Mas é neste momento, ao propor a relação íntima entre palavra e imagem que Eisenstein acrescenta o elemento aglutinador, aquele que oferece vida, ou, se quiser, realidade psíquica aos elementos primordiais da película cinematográfica: a emoção. Cabe dizer que as emoções não são expressas nas imagens cinematográficas, mas resultam da experiência do espectador. É esta primorosa idéia sobre a experiência do espectador de um filme que nos lança de um só golpe na essência do exercício da psicanálise, a experiência emocional a qual está submetido tanto o psicanalista quanto o paciente.

 

Um filme é um sonho? É a pergunta que desponta de imediato.

A partir da sugestão de Eisenstein, nos bastidores da construção de um filme, no qual a montagem da película seguiria os passos da construção onírica, com a lógica do inconsciente em ação chegaríamos a responder sim, um filme é um sonho. Subitamente, vem à lembrança a experiência que está a nossa disposição quando nos encontramos diante da tela de projeção de um cinema. Também como espectadores podemos “sonhar” o filme.

E Eisenstein continua: “Uma obra de arte entendida dinamicamente, é apenas este processo de organizar imagens no sentimento e na mente do espectador” (Eisenstein, 1947/2002, p. 21). E conclui então seu pensamento com a seguinte afirmação:

Na realidade, todo espectador, de acordo com sua individualidade, a seu próprio modo, e a partir da urdidura e trama de suas associações, todas condicionadas pelas premissas de seu caráter, hábitos e condição social, cria uma imagem de acordo com a orientação plástica sugerida pelo autor, levando-o a entender e sentir o tema do autor. É a mesma imagem concebida e criada pelo autor, mas esta imagem, ao mesmo tempo, também é criada pelo espectador (Eisenstein, 1947/2002, p. 29).

Podemos por aqui retomar o interesse primordial deste artigo: que experiência é esta que está à disposição do espectador de um filme, cujas imagens são organizadas em sua mente? Para respondê-la poderíamos partir do ponto que desencadeou a reflexão sobre o tema deste artigo, qual seja, das imagens-tela de Sokúrov para caminharmos a seguir sobre a condição mental necessária para tal experiência.

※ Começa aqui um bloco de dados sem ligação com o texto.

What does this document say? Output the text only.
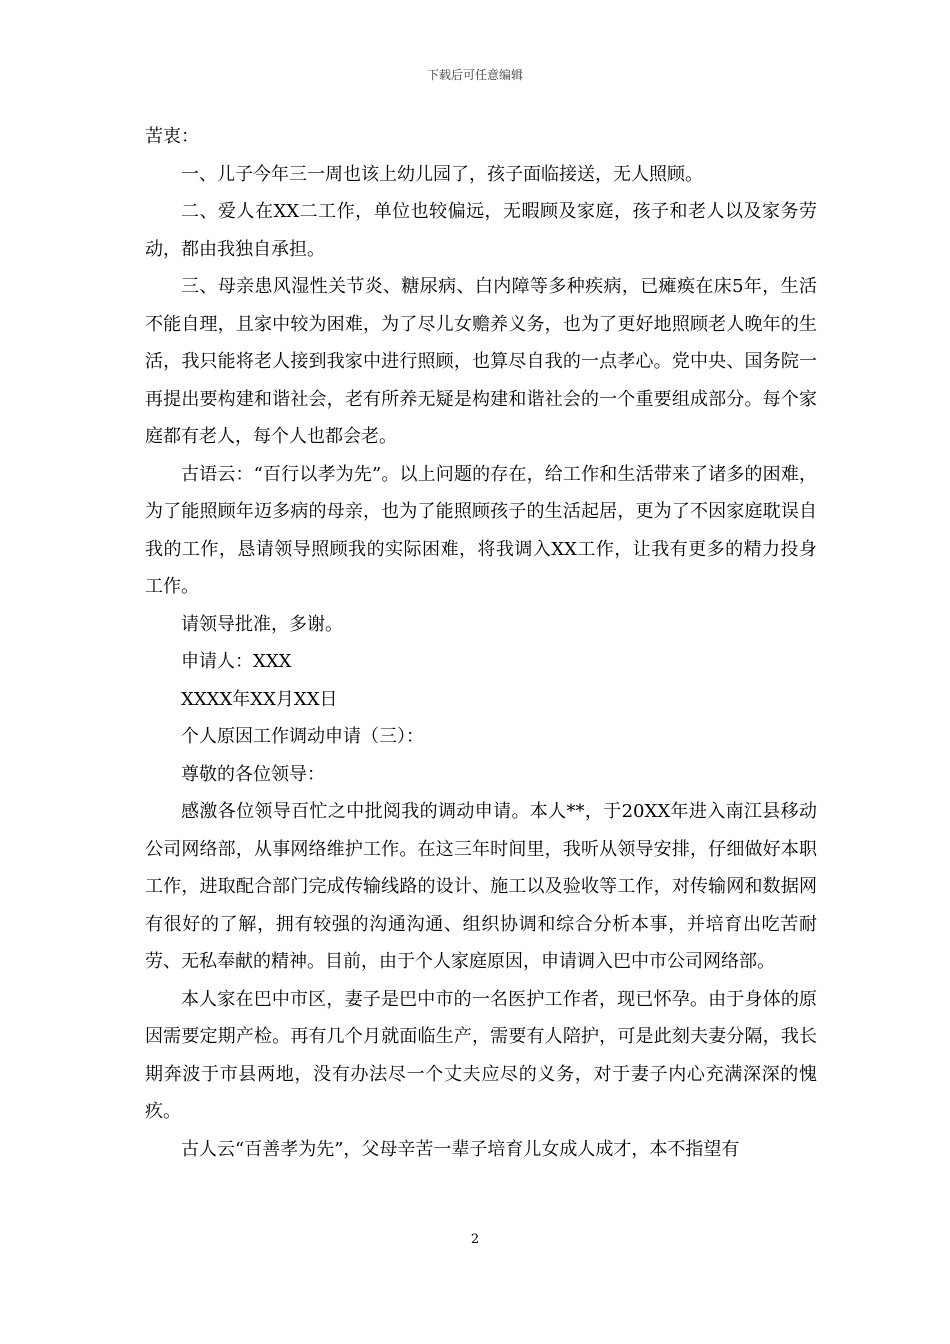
下载后可任意编辑

苦衷：

一、儿子今年三一周也该上幼儿园了，孩子面临接送，无人照顾。

二、爱人在XX二工作，单位也较偏远，无暇顾及家庭，孩子和老人以及家务劳动，都由我独自承担。

三、母亲患风湿性关节炎、糖尿病、白内障等多种疾病，已瘫痪在床5年，生活不能自理，且家中较为困难，为了尽儿女赡养义务，也为了更好地照顾老人晚年的生活，我只能将老人接到我家中进行照顾，也算尽自我的一点孝心。党中央、国务院一再提出要构建和谐社会，老有所养无疑是构建和谐社会的一个重要组成部分。每个家庭都有老人，每个人也都会老。

古语云：“百行以孝为先”。以上问题的存在，给工作和生活带来了诸多的困难，为了能照顾年迈多病的母亲，也为了能照顾孩子的生活起居，更为了不因家庭耽误自我的工作，恳请领导照顾我的实际困难，将我调入XX工作，让我有更多的精力投身工作。

请领导批准，多谢。

申请人：XXX

XXXX年XX月XX日

个人原因工作调动申请（三）：

尊敬的各位领导：

感激各位领导百忙之中批阅我的调动申请。本人**，于20XX年进入南江县移动公司网络部，从事网络维护工作。在这三年时间里，我听从领导安排，仔细做好本职工作，进取配合部门完成传输线路的设计、施工以及验收等工作，对传输网和数据网有很好的了解，拥有较强的沟通沟通、组织协调和综合分析本事，并培育出吃苦耐劳、无私奉献的精神。目前，由于个人家庭原因，申请调入巴中市公司网络部。

本人家在巴中市区，妻子是巴中市的一名医护工作者，现已怀孕。由于身体的原因需要定期产检。再有几个月就面临生产，需要有人陪护，可是此刻夫妻分隔，我长期奔波于市县两地，没有办法尽一个丈夫应尽的义务，对于妻子内心充满深深的愧疚。

古人云“百善孝为先”，父母辛苦一辈子培育儿女成人成才，本不指望有

2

Imagens-tela8: o tempo, o som, a cor

“[…] de onde emana a luz com a qual esse novo corpus cinematográfico projeta figuras situadas entre a realidade e o sonho?” (Machado, 2002, p. 9) Tomemos para nós esta mesma interrogação como um guia para adentrar no “planeta”9 Sokúrov. No que diz respeito às imagens Sokúrov, na condição de herdeiro de Eisenstein, confere a elas uma força quase corporal (Machado, 2002, p. 13). A adesão a tempos longos, que tem como finalidade potencializar os sentidos do espectador, se constitui em uma das técnicas de construção das imagens deste cineasta. “Eu vejo o tempo em sua totalidade, um presente contínuo. É preciso estar dentro dele, sentir-se integral como o espaço artístico, esta arquitetura indizível.”10

Ao retirar as marcas do tempo de suas imagens-tela, Sokúrov elimina também a importância do enredo da história que pretende contar. A cronologia das imagens não obedece a um tempo compartimentado pela seqüência temporal. A idéia do presente contínuo empurra o enredo da história para um segundo plano. Assim, o espectador dos filmes de Sokúrov se encontra imerso em uma vivência insólita, na qual os recursos mentais próprios da lógica do consciente lhe serão de pouca utilidade para se situar nesta experiência de espectador.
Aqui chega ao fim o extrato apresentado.